Frederick Wiseman remains one of documentary film's last living pioneers, an unyielding hero of the medium who has refused to put down his insightfully static camera for nearly fifty years and continues to churn out some of the best nonfictional filmmaking of his or any career.

In Jackson Heights, Wiseman's 40th film and his latest exercise in prodigiously intimate documentary, makes its U.S. premiere at the 2015 New York Film Festival this Sunday, October 4th, before arriving in theaters nationwide in early November. To mark the occasion, the Museum of the Moving Image has curated a retrospective centered around Wiseman's diverse collection of New York City-set films, leading up to the theatrical premiere of In Jackson Heights, which takes place in and around the titular, racially-diverse Queens neighborhood.

The screening series, entitled Frederick Wiseman's New York, will feature seven of the filmmaker's characteristically pensive, environ-specific portraits, including:

1970's Hospital, about New York's Metropolitan Hospital;

1975's Welfare (pictured above), about America's welfare system;

1980's Model; about the modeling industry

1984's Racetrack, about Belmont Park;

1989's Central Park, about the titular landmark;

1994's High School II, the sequel to Wiseman's famous public school panorama High School (1968), set in Central Park's East Secondary School;

and 1995's Ballet, about the American Ballet Theatre.

The program will also include An Evening with Frederick Wiseman, which will include a discussion with Wiseman as well as select clips from In Jackson Heights.
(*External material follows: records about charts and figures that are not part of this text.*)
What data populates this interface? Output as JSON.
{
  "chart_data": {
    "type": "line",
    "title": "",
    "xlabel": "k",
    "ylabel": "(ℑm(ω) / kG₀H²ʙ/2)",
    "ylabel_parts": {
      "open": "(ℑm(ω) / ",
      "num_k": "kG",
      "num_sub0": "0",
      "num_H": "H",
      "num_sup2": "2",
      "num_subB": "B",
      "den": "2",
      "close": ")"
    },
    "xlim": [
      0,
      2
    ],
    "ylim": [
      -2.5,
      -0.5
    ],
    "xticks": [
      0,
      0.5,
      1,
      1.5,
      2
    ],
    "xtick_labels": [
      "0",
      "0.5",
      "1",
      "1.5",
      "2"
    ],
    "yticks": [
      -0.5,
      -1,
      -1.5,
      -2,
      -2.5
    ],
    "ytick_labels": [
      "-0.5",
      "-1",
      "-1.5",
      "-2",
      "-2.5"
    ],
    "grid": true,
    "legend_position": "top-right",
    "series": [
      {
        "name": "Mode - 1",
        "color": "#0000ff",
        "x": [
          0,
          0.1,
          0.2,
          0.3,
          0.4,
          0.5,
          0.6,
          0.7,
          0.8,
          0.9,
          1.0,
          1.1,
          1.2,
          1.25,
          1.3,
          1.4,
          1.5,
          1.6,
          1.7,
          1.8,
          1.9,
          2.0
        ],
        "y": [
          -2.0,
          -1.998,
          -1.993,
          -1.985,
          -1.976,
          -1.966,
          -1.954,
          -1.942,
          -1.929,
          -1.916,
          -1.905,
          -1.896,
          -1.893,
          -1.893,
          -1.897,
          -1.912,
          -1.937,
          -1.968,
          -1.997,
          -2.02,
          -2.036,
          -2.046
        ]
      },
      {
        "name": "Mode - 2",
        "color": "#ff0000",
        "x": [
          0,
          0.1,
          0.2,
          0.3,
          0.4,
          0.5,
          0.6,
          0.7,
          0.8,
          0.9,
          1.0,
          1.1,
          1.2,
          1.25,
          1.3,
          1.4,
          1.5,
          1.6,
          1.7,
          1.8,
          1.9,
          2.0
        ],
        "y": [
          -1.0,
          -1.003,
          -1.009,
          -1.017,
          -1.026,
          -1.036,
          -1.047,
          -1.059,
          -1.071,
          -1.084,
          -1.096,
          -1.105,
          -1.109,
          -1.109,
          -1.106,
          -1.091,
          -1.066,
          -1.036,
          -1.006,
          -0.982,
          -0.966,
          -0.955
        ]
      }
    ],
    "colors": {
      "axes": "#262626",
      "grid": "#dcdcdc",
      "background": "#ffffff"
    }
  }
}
If you have yet to be enlisted into the Cult of Wiseman, this rare retrospective is a terrific place to become acquainted with the man and, specifically, his admirably hands-off style of filmmaking, focused on subjects that are too seldom grasped or acknowledged in contemporary cinema. Wiseman doesn't ever judge or editorialize. He continually achieves what too few filmmakers, even documentarians, have the courage to attempt anymore: exploring all of life's corners to achieve a wider, communal vision that is at once unveiled, unvarnished, and illustriously uncontrolled.